Since the test was modelled after reliable tests conducted in pet dog tests, and especially the first three tests represented common daily situations for the street dogs and they showed appropriate behaviours, it is worth focusing on the second explanation.
Indeed, there might have been several influential factors:
1. Learning effects
A commonly discussed problem in test-retest situations is that the time between test and retest might have been too short to create similar novelty. Concoordantly, the dogs might have remembered that the fake dog was fake and the novel object was not scary and thus behaved differently the second time. Since the dogs showed appropriate conspecific and explorative behaviour in the initial test, these subtests are likely still reliable in capturing the target traits and can be used as such going forward.
2. Disturbances
Compared to standardized lab tests, the streets are inherently more disturbance prone with other dogs, humans, and cars frequently passing by. In addition, the dogs were rarely re-tested in the same place as the initial test. This likely had a strong impact on the behavioural consistency between the test and retest. Since the test is to be used on the streets, managing disturbances and standardization well will be pivotal going forward.
3. Less genetically fixed behaviours
Finally, it could be speculated that free-ranging dogs are inherently more behaviourally flexible than our modern breeds. During breed selection, dogs were selected for specific functions and traits which decreased their genetic diversity by 35% compared to the initial ancestor. Meanwhile, free-ranging dogs pre-date modern breed selection and live in a more variable environment, which might have allowed them to be less genetically fixed in certain traits. However, this needs to be further explored.
Nevertheless, let’s not forget that there was a range of reliable variables, namely the interactive human-directed ones!
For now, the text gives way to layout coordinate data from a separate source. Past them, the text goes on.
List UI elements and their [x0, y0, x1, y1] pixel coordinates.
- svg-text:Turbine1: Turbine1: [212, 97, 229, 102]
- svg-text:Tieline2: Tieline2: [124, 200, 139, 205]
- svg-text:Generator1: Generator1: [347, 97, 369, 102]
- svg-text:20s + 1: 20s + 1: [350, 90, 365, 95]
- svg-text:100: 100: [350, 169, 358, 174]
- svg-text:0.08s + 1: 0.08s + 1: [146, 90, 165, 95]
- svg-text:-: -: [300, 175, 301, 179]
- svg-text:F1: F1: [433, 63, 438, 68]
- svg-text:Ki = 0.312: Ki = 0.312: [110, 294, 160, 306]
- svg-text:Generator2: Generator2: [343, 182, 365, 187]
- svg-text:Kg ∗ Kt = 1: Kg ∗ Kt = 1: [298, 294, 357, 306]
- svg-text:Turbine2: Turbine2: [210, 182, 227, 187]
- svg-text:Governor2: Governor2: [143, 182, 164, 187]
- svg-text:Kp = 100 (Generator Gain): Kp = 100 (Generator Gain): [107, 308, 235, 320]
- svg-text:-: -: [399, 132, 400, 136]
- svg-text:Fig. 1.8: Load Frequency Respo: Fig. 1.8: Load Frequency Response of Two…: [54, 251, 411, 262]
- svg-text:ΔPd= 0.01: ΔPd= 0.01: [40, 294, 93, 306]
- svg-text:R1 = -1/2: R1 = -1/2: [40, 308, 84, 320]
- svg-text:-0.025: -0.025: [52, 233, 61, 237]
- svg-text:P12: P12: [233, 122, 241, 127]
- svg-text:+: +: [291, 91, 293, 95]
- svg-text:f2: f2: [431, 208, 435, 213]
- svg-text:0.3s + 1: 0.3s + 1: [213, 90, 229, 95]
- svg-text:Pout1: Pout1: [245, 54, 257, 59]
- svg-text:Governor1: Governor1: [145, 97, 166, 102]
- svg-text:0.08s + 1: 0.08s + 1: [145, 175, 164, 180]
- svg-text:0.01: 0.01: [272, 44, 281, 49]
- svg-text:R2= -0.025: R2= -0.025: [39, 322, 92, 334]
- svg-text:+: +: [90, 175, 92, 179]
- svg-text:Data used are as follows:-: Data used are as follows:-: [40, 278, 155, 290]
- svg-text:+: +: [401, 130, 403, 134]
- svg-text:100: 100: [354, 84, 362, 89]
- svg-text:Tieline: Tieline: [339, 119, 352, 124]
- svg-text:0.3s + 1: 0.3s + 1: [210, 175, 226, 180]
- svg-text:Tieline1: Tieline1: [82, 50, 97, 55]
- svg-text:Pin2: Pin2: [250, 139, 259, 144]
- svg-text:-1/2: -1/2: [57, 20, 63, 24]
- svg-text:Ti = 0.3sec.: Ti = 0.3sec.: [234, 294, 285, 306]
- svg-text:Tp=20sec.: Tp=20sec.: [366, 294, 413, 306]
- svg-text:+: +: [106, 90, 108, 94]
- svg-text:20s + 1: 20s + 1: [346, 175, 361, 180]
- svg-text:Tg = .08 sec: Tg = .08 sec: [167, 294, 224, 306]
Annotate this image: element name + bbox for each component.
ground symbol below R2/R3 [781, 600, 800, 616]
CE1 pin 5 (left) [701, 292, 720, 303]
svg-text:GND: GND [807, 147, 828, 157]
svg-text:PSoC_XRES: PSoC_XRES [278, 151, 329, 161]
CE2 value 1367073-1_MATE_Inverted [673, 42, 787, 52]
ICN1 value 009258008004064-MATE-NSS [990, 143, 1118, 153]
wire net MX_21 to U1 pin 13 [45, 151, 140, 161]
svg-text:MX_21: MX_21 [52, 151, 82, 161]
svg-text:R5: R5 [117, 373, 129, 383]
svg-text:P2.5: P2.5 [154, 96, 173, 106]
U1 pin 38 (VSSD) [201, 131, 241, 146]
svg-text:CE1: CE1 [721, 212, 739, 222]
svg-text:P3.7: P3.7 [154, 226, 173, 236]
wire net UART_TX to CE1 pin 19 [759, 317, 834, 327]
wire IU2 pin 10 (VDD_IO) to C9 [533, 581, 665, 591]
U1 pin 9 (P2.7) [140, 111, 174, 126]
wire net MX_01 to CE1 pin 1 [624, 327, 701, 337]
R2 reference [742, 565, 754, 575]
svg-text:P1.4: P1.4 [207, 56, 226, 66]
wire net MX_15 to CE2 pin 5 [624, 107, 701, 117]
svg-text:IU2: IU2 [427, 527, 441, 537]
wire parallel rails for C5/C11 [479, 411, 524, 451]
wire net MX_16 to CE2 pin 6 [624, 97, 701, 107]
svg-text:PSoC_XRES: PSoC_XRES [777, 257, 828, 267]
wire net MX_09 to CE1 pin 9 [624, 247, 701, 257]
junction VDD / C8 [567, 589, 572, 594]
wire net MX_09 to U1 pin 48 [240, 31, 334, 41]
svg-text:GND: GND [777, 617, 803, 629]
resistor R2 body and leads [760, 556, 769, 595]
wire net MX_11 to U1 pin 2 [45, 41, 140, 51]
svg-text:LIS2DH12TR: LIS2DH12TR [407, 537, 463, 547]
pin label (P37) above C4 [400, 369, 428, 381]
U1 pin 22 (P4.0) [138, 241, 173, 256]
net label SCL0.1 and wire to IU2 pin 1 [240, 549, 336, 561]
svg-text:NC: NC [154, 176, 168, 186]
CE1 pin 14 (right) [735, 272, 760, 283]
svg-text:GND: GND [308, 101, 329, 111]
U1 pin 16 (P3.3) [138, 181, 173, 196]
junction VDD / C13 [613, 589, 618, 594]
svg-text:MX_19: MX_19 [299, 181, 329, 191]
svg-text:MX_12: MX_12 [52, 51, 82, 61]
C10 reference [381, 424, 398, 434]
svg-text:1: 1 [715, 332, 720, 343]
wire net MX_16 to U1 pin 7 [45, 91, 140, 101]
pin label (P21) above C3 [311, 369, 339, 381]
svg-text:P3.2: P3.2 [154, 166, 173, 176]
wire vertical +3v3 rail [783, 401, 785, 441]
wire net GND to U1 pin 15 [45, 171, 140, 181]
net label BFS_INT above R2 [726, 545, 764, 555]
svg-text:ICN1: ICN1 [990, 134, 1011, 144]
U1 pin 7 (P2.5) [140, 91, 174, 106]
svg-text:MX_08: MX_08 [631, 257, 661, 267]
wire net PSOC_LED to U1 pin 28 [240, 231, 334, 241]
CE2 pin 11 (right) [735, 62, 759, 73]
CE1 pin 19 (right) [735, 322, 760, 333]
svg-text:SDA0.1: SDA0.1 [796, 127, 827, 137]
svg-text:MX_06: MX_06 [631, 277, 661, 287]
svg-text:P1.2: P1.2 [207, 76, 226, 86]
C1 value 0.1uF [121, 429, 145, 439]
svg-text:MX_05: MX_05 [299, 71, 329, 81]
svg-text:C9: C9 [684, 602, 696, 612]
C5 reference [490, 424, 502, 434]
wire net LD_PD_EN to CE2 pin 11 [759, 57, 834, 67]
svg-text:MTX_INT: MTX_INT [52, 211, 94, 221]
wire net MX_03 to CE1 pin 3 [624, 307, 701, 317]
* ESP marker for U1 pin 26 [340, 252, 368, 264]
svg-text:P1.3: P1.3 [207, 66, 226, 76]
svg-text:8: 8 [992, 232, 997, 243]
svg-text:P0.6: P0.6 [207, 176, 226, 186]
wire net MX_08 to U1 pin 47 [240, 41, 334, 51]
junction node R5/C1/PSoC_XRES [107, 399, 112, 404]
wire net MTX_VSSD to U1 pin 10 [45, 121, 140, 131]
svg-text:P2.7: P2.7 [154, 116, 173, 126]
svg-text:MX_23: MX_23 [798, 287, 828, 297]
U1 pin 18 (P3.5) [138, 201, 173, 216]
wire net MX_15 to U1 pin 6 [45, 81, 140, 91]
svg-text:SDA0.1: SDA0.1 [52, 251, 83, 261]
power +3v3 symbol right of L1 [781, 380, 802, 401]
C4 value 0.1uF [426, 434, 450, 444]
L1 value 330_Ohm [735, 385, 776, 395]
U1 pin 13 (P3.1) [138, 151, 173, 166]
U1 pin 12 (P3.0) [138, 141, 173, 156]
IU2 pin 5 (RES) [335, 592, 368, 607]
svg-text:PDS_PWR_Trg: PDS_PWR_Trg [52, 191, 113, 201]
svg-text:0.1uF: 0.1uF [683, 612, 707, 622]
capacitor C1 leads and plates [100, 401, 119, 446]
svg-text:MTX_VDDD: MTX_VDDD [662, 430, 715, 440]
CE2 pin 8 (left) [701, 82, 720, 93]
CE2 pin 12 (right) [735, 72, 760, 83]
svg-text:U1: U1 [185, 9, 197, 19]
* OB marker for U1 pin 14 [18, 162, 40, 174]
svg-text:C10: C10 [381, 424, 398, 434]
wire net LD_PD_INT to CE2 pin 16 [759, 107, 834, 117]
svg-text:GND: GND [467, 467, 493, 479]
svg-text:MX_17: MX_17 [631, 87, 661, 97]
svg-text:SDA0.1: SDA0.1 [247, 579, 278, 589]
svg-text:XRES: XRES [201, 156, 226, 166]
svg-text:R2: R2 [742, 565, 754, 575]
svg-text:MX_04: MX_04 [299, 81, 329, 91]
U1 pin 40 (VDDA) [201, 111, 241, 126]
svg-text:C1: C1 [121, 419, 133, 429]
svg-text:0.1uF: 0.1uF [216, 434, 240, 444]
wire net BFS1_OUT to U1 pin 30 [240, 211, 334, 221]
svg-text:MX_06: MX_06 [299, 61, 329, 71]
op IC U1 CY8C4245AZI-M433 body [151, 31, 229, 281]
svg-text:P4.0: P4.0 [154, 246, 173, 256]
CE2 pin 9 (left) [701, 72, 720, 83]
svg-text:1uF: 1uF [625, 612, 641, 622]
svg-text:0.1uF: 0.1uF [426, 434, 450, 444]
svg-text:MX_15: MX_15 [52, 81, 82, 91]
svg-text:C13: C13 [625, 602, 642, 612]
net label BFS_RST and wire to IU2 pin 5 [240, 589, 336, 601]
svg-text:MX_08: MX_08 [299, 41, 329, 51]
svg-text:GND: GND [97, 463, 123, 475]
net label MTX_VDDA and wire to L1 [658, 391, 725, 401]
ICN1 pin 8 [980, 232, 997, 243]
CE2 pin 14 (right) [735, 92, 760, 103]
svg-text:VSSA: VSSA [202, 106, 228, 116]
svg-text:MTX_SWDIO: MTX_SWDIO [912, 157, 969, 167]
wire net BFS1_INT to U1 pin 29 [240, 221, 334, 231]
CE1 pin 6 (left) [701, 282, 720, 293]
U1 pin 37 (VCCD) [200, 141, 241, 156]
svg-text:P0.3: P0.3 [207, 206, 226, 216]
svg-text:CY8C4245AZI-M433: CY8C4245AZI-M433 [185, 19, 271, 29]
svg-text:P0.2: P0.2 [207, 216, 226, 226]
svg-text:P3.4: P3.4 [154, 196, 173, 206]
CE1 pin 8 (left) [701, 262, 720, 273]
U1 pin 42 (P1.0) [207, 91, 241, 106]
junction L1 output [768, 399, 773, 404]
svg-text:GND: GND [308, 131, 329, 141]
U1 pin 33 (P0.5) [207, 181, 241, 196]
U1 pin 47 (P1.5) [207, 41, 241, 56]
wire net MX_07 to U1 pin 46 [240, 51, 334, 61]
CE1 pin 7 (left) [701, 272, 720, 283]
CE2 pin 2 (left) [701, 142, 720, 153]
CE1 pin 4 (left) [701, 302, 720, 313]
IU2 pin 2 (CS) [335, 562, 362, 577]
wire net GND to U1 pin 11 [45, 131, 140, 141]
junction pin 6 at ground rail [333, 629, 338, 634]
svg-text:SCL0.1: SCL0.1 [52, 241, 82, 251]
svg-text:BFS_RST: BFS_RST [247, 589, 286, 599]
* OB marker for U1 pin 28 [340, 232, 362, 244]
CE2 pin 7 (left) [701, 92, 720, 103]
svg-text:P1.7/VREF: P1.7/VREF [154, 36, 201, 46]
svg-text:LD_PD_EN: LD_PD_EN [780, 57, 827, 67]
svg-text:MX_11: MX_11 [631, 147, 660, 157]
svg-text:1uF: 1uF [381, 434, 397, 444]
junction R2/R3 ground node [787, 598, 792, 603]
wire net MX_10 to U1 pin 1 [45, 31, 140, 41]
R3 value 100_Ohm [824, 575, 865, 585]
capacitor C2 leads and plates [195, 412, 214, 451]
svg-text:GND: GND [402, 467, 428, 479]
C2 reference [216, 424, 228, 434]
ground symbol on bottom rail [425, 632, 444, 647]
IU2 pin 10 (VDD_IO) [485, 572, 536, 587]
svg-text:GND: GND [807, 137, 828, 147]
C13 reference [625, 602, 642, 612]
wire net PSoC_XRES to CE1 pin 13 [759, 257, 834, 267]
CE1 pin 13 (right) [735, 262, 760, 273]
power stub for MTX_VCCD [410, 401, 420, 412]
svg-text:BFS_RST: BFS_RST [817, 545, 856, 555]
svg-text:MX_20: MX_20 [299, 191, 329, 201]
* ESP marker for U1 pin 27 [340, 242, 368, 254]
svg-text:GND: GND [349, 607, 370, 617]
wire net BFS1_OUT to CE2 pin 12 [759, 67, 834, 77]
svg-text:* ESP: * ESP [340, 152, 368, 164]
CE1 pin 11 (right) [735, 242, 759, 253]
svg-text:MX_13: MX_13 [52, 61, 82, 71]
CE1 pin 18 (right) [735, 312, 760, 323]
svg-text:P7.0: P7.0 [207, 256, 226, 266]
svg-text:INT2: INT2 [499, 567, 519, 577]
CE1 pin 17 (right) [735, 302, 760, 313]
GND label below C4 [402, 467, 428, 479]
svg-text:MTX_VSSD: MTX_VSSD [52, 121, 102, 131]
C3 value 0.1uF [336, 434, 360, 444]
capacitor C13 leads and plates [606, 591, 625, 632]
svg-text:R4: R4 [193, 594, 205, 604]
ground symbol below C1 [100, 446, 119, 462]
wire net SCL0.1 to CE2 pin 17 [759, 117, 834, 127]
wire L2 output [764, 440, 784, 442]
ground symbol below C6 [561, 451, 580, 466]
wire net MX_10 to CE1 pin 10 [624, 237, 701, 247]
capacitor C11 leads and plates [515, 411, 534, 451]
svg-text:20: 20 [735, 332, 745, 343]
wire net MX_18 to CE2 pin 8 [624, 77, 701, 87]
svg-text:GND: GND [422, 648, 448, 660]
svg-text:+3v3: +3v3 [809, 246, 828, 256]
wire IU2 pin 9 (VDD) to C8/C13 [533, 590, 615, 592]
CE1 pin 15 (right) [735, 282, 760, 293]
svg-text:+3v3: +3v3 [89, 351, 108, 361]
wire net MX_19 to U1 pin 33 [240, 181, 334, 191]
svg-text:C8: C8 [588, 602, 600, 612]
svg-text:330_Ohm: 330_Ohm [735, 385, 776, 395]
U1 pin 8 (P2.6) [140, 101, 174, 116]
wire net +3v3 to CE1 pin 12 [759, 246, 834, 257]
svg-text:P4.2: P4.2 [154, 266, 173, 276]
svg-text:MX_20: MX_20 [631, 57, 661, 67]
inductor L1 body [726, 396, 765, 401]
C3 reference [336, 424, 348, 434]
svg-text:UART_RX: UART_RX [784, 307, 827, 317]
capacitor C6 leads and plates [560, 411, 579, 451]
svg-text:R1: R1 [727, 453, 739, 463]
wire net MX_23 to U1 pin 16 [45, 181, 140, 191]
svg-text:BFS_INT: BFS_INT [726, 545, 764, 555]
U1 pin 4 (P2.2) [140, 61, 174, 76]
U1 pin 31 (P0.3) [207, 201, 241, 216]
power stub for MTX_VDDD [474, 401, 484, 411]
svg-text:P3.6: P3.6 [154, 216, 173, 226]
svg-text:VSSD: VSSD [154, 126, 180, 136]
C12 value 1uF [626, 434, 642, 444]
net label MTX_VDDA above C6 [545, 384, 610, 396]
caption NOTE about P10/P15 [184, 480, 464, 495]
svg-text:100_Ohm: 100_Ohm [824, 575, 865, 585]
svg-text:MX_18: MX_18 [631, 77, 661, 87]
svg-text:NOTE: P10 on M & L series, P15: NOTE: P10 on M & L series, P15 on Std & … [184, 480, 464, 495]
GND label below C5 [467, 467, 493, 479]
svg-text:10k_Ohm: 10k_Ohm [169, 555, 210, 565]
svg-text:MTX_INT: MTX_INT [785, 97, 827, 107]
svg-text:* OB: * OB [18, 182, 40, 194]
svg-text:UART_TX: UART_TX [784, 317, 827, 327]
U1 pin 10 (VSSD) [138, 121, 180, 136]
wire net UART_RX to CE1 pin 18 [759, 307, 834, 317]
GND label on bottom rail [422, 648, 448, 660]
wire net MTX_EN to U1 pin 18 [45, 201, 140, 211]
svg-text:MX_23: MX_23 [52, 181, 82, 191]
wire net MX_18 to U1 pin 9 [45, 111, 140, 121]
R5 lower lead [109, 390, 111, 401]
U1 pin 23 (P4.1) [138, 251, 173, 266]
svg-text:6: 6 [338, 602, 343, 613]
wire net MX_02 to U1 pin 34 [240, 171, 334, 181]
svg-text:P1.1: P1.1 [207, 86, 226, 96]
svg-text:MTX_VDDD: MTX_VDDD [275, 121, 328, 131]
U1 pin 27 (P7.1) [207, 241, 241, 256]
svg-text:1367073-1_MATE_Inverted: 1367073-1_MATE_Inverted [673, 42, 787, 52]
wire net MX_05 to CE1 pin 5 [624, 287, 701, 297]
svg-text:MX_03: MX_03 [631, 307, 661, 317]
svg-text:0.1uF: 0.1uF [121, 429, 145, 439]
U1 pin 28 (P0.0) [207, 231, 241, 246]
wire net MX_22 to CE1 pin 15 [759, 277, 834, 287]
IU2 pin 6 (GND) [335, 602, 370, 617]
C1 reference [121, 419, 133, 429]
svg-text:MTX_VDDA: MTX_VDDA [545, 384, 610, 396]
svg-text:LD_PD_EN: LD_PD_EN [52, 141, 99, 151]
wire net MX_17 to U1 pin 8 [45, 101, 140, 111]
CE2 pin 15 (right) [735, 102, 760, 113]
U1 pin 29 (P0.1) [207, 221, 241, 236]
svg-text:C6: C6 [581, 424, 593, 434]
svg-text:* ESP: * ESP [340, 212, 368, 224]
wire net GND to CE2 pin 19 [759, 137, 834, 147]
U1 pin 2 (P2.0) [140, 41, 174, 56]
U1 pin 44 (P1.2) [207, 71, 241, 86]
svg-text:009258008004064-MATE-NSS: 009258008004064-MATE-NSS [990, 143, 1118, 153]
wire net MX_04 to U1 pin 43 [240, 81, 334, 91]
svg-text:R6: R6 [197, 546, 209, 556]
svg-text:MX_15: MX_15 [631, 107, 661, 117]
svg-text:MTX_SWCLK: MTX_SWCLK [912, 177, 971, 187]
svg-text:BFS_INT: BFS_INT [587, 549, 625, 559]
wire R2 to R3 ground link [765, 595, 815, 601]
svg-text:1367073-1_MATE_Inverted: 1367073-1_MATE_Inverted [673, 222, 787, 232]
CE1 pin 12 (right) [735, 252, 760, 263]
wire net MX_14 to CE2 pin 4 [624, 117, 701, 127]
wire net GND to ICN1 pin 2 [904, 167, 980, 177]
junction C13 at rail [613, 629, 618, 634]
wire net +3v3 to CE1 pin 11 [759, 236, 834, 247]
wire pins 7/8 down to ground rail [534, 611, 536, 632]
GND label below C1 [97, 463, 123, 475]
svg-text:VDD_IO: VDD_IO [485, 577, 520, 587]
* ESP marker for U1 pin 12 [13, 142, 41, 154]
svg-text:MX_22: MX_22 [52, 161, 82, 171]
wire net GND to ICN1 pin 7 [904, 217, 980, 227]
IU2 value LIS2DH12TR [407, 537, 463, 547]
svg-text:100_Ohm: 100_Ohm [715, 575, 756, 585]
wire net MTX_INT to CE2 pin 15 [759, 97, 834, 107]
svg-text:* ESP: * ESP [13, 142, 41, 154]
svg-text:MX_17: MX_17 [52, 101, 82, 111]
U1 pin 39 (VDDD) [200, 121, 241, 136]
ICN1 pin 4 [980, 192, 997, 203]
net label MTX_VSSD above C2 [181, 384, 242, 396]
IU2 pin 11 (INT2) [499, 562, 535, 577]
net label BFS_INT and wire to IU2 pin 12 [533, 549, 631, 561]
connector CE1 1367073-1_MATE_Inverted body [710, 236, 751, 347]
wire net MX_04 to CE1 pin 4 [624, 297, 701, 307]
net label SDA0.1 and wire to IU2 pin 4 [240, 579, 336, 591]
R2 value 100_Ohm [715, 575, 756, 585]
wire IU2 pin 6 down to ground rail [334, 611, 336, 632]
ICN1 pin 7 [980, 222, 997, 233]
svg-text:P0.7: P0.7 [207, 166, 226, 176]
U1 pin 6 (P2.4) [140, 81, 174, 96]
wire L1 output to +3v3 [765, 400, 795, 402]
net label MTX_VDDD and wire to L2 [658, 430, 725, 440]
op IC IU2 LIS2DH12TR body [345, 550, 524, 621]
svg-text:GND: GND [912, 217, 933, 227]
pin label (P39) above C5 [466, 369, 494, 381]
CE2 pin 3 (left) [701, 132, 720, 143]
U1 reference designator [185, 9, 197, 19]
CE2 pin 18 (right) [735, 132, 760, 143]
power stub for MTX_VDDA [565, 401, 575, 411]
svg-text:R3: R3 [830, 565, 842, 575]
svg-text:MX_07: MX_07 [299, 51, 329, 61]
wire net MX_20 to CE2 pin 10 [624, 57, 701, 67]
While this is in line with sociability and biddability being the most reliable in pet dog studies, this finding is curious seeing as the tested free-ranging dogs’ lives are not as interwoven with human proximity as our modern pet dogs. This might suggest that a high level of human-directed sociability, tractability, and communication are an inherent trait in domesticated dogs, which is not only an assumption within the domestication syndrome but has also been central in dog-specific domestication hypotheses. Whether this is actually the case, however, will need more investigation into the correlations that can be drawn from this test, as well as comparisons of this test battery conducted with pet dogs and wolves.
Conclusion
The herein developed Domestication Syndrome test battery showed to be feasible and reliably codable with free-ranging dogs on the street. While the test-retest reliability was low, the suboptimal test-retest design and high environmental variability between the first and retest testing occasion were likely the more influential reason rather than the test’s inability to capture the traits reliably. Several recommendations are made in the thesis, including better management of disturbances and redefinition of the attitude variables. Since the subtests were modelled after validated tests with pet dogs and the dogs showed appropriate behaviour in the first test occasion, I argue cautiously that the test battery can go forward to test the domestication syndrome in free-ranging dogs if these recommendations are adhered to.
More importantly, the project showed that testing free-ranging dogs in long behavioural test batteries with complex ethograms is indeed possible, which is amazing news for such an understudied but highly valuable population!